Hospice | October 26, 2018

Living with a serious, potentially terminal illness like cancer, heart disease or dementia is one of the most difficult experiences a person can go through. In addition to the physical pain and discomfort caused by these types of medical issues, psychological distress and spiritual concerns can weigh heavily on a person who may be at the end of their life. In situations where medical treatment may or may not be able to help, palliative care can help a person feel more comfortable and may even help them come to terms with everything they’re going through. So what is palliative care?

Palliative Care vs. Hospice Care

Because hospice care and palliative care are often used in conjunction, many people believe the terms are interchangeable. In reality, they are distinct from one another in a number of important ways. While hospice care is employed only after treatment has stopped, palliative care can begin at the same time as diagnosis. Both forms of treatment are focused on making the person feel more comfortable during their illness but palliative care is intended to accomplish that goal while also continuing medical treatment. Many patients referred for palliative care are even able to make a full recovery.

Palliative Care Team

It takes a team effort to provide effective palliative care, and that team starts with your normal healthcare provider. When you’re diagnosed with a serious illness, your regular doctor will make recommendations about palliative care and may even refer you to a palliative care specialist. Once you decide to move forward, your palliative care team can include doctors, nurses, dieticians, social workers, psychologists, massage therapists and spiritual advisors.

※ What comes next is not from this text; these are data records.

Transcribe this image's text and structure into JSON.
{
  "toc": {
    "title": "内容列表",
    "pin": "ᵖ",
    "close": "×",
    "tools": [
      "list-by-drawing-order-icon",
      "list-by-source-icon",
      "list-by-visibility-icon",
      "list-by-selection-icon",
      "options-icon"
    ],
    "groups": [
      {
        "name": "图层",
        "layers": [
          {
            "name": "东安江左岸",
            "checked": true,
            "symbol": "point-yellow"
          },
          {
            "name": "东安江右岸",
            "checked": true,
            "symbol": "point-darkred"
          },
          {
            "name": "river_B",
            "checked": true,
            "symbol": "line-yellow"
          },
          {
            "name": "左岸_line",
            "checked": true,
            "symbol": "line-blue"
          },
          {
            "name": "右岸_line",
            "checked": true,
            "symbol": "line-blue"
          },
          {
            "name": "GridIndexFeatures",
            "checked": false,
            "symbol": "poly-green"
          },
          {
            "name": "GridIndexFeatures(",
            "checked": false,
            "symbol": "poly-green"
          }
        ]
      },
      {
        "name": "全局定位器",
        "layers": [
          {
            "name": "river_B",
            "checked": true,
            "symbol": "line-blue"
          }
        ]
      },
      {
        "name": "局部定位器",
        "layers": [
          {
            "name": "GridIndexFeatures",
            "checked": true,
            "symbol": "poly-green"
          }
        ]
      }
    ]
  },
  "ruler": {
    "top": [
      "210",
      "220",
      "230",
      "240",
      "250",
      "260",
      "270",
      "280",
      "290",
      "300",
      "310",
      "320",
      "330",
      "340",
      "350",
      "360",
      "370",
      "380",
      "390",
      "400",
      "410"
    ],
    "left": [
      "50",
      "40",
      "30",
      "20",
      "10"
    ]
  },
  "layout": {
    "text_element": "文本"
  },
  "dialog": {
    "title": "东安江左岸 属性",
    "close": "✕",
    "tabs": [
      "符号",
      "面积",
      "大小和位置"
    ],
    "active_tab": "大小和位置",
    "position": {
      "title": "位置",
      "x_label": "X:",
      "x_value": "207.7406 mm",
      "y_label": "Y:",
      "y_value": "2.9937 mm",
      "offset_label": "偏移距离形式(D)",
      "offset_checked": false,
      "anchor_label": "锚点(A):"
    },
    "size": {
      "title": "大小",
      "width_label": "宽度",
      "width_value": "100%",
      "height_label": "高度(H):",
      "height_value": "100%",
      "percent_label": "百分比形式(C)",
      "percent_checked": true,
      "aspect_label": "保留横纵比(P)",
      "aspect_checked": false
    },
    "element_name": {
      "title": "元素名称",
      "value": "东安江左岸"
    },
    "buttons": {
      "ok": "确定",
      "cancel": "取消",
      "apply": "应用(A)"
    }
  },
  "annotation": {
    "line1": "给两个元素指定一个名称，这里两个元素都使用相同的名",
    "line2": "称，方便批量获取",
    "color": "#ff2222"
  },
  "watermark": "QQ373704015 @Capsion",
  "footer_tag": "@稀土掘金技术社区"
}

While the medical portion of your team works to minimize physical pain and other uncomfortable symptoms, they’ll come up with a plan for treating your disease, the goal of which is complete recovery. In the meantime, other members of your team will focus on the psychological component of living with a serious illness. Counselors and psychologists can be invaluable in helping a person deal with feelings of fear, anxiety and depression. They can also schedule family counseling sessions to help families cope with the possibility that they may lose someone they love. For those who practice religion, a spiritual advisor can be very helpful in coming to terms with end of life issues and can give people dealing with illnesses a tremendous amount of comfort.

Palliative care may also include a practical advisor who can give recommendations about financial issues and help families plan for the financial burden of medical treatment or plan other end of life considerations like funeral costs, wills and more. For someone who could potentially be facing the end of their life, knowing that their family won’t have to struggle with money after they’re gone can lift a huge weight off their shoulders.

Facing a serious illness can seem like an insurmountable obstacle but you don’t have to do it alone; palliative care can give you the support you (and your family) need physically, mentally, and spiritually.